Until the RIAA realizes that the old days of bloated administration and label costs (and ridiculous profits) are gone forever, it will continue to lose legitimate opportunities for digital sales.
I'm not saying that the downloaders are morally correct - I'm saying you are not going to return to the old model by simply scolding people. Lower price - higher quality is the key for the RIAA.
FYI - I pay a subscription music service through Yahoo.
Why do labels give their music away for free on sites like imeem when they don't pay a guaranteed rate on each play the way that Rhapsody does? At least that's my understanding of the models, I'm no expert.

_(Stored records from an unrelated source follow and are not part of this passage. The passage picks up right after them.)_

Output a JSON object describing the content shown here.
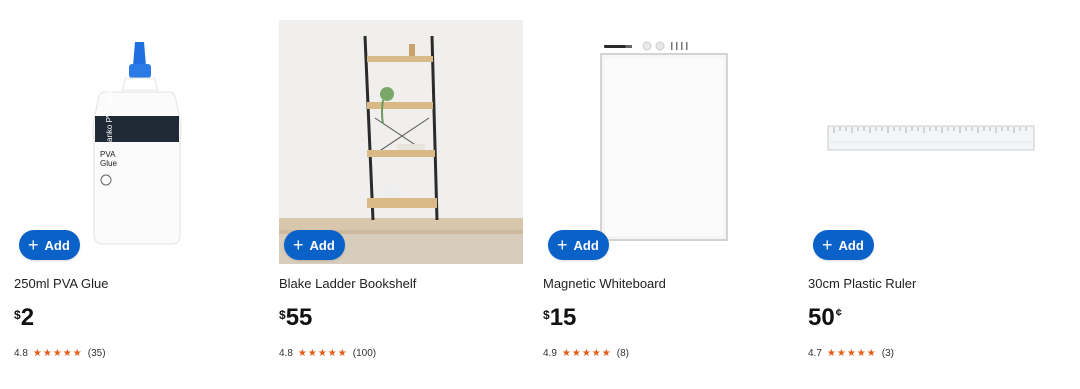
{
  "add_label": "Add",
  "products": [
    {
      "name": "250ml PVA Glue",
      "price_symbol": "$",
      "price": "2",
      "price_suffix": "",
      "rating": "4.8",
      "stars": "★★★★★",
      "reviews": "(35)",
      "image_label": "anko PVA Glue"
    },
    {
      "name": "Blake Ladder Bookshelf",
      "price_symbol": "$",
      "price": "55",
      "price_suffix": "",
      "rating": "4.8",
      "stars": "★★★★★",
      "reviews": "(100)"
    },
    {
      "name": "Magnetic Whiteboard",
      "price_symbol": "$",
      "price": "15",
      "price_suffix": "",
      "rating": "4.9",
      "stars": "★★★★★",
      "reviews": "(8)"
    },
    {
      "name": "30cm Plastic Ruler",
      "price_symbol": "",
      "price": "50",
      "price_suffix": "¢",
      "rating": "4.7",
      "stars": "★★★★★",
      "reviews": "(3)"
    }
  ],
  "colors": {
    "add_button": "#0a62c9",
    "star": "#e35d1a"
  }
}
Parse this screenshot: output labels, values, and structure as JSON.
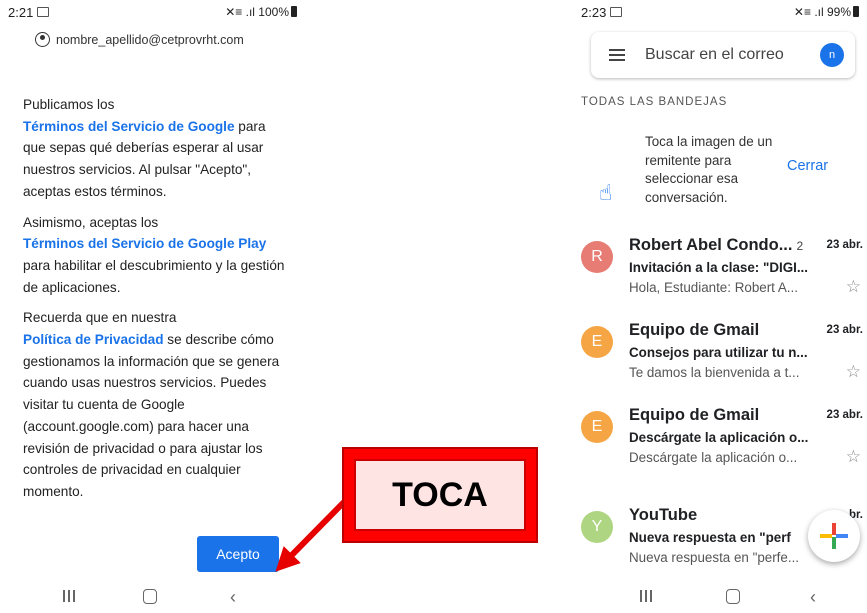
{
  "left_phone": {
    "status": {
      "time": "2:21",
      "signal": "✕≡ .ıl 100%"
    },
    "account_email": "nombre_apellido@cetprovrht.com",
    "paragraphs": [
      {
        "before": "Publicamos los",
        "link": "Términos del Servicio de Google",
        "after": " para que sepas qué deberías esperar al usar nuestros servicios. Al pulsar \"Acepto\", aceptas estos términos."
      },
      {
        "before": "Asimismo, aceptas los",
        "link": "Términos del Servicio de Google Play",
        "after": " para habilitar el descubrimiento y la gestión de aplicaciones."
      },
      {
        "before": "Recuerda que en nuestra",
        "link": "Política de Privacidad",
        "after": " se describe cómo gestionamos la información que se genera cuando usas nuestros servicios. Puedes visitar tu cuenta de Google (account.google.com) para hacer una revisión de privacidad o para ajustar los controles de privacidad en cualquier momento."
      }
    ],
    "accept_button": "Acepto"
  },
  "callout": {
    "text": "TOCA",
    "color": "#ff0000"
  },
  "right_phone": {
    "status": {
      "time": "2:23",
      "signal": "✕≡ .ıl 99%"
    },
    "search_placeholder": "Buscar en el correo",
    "avatar_letter": "n",
    "section_title": "TODAS LAS BANDEJAS",
    "tip": {
      "text": "Toca la imagen de un remitente para seleccionar esa conversación.",
      "dismiss": "Cerrar"
    },
    "emails": [
      {
        "initial": "R",
        "color": "#e67c73",
        "sender": "Robert Abel Condo...",
        "count": "2",
        "date": "23 abr.",
        "subject": "Invitación a la clase: \"DIGI...",
        "preview": "Hola, Estudiante: Robert A..."
      },
      {
        "initial": "E",
        "color": "#f6a544",
        "sender": "Equipo de Gmail",
        "count": "",
        "date": "23 abr.",
        "subject": "Consejos para utilizar tu n...",
        "preview": "Te damos la bienvenida a t..."
      },
      {
        "initial": "E",
        "color": "#f6a544",
        "sender": "Equipo de Gmail",
        "count": "",
        "date": "23 abr.",
        "subject": "Descárgate la aplicación o...",
        "preview": "Descárgate la aplicación o..."
      },
      {
        "initial": "Y",
        "color": "#aed581",
        "sender": "YouTube",
        "count": "",
        "date": "br.",
        "subject": "Nueva respuesta en \"perf",
        "preview": "Nueva respuesta en \"perfe..."
      }
    ]
  }
}
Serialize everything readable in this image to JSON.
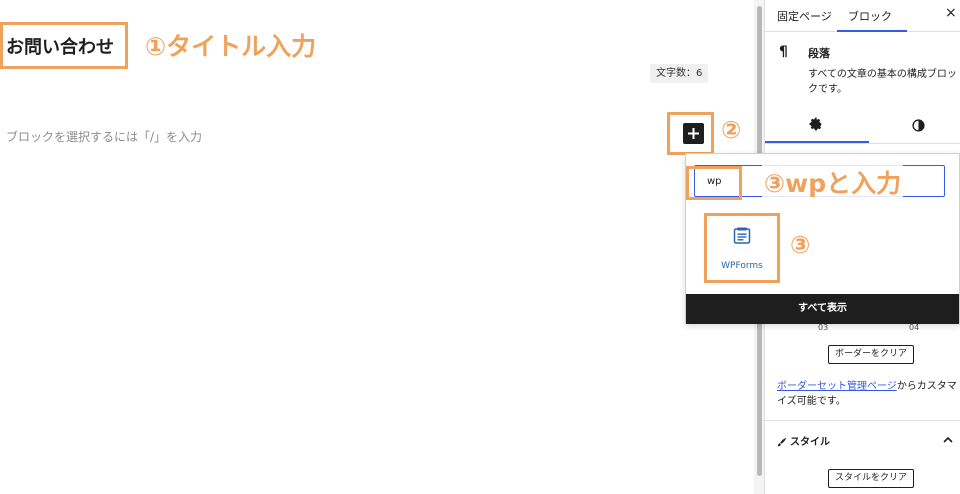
{
  "editor": {
    "title": "お問い合わせ",
    "annotation_title": "①タイトル入力",
    "word_count": "文字数：6",
    "placeholder": "ブロックを選択するには「/」を入力",
    "annotation_plus": "②"
  },
  "sidebar": {
    "tabs": [
      {
        "label": "固定ページ"
      },
      {
        "label": "ブロック"
      }
    ],
    "close_label": "×",
    "block": {
      "icon": "pilcrow-icon",
      "name": "段落",
      "description": "すべての文章の基本の構成ブロックです。"
    },
    "settings_tabs": [
      {
        "icon": "gear-icon"
      },
      {
        "icon": "contrast-icon"
      }
    ],
    "border_ticks": [
      "03",
      "04"
    ],
    "border_clear_label": "ボーダーをクリア",
    "border_note_link": "ボーダーセット管理ページ",
    "border_note_text": "からカスタマイズ可能です。",
    "style_header": "スタイル",
    "style_clear_label": "スタイルをクリア"
  },
  "inserter": {
    "search_value": "wp",
    "annotation_search": "③wpと入力",
    "result": {
      "label": "WPForms",
      "icon": "wpforms-icon"
    },
    "annotation_result": "③",
    "show_all_label": "すべて表示"
  },
  "colors": {
    "annotation": "#f0a15c",
    "accent": "#3858e9",
    "dark": "#1e1e1e",
    "wpforms": "#2c64ae"
  }
}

If you want to take 5 million songs on the go, get a Haier Ibiza, it's the future. Wireless access to Rhapsody. Get anything they offer anytime you're near a wi fi connection, or load up the 30GB. No one knows about this device, and I can't believe it. You can also play Rhapsody's "channels" which is like picking a genre and having a DJ spin for you. Let's see your iPod do that.
TT
- Unlimited access to music whether through subscription services or free through visual or audio ads.
- All your music will be in one place where you can access it through your phone, PC, car, TV, ipod....etc.
- Musicians will own the rights to their music and be in direct contact with their fans.
- Record labels will still be around but with an altered role of providing the artist with marketing, musical collaboration/help, PR...etc
- More and more break out artists will be discovered virally.
- We will finally start finding real artists and music that we want to hear and not what producers and record executives think we want.